# Accuwedge segmenting jig



## JTTHECLOCKMAN (Oct 11, 2009)

Has anyone been able to get one of these jigs yet and if so do you have a link to where??? It looks real interesting to use and looks well thought out for the bandsaw and making of wedges for turning segments.


----------



## Ripper70 (Nov 30, 2015)

http://www.accu-slice.com

According to their web site:

****IMPORTANT NOTICE: The Accu-Wedge inventory is currently SOLD OUT. Sales have greatly exceeded our expectations. A new production run is now in process and the Accu-Wedge is expected to be ready for shipment by 12/15/2017. We are now accepting new orders for this December shipment.
*


----------



## MrUnix (May 18, 2012)

Wow… $345 is a good chunk of cash for that thing. It doesn't look much different than the seg-easy wedgie sled that you can make yourself. What advantages does it have?

Cheers,
Brad


----------



## AlaskaGuy (Jan 29, 2012)

I see you tube has a bunch of different video on making wedge sled. They look to difficult to make


----------



## JTTHECLOCKMAN (Oct 11, 2009)

Need some extra cash for those gadgets but do look well thought out and well made.


----------



## Putttn (Feb 29, 2012)

I just specked out the band saw sled to the tune of $610 plus whatever shipping might be.
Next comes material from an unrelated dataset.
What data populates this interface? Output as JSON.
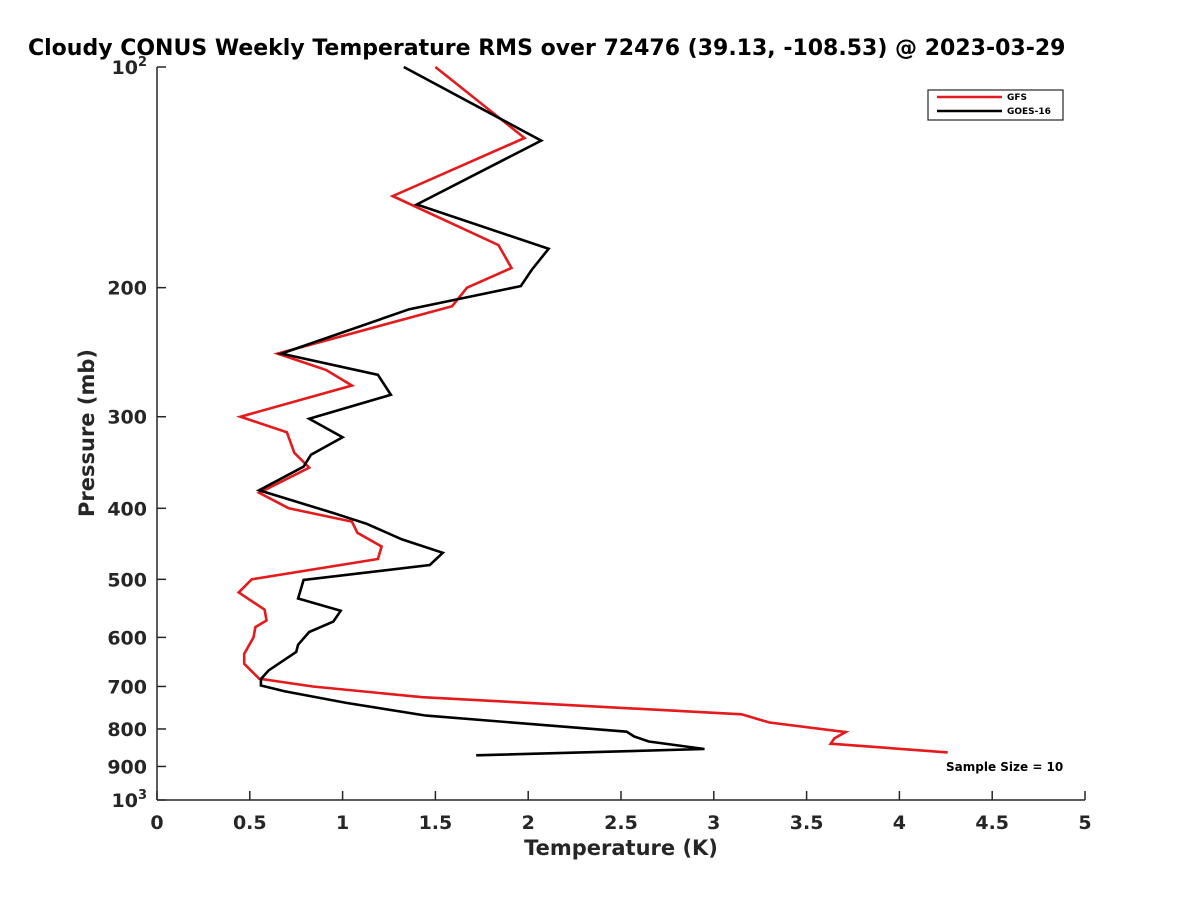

For making thin slices I can do as good just by indexing off the right side of the blade against my Rockler jig. Am I missing something?


----------



## Redoak49 (Dec 15, 2012)

That seems to be a lot of cash. There are a number of sleds you could build to do the same thing.


----------



## a1Jim (Aug 9, 2008)

Mike just posted a blog on the subject

http://lumberjocks.com/stefang/blog/116449


----------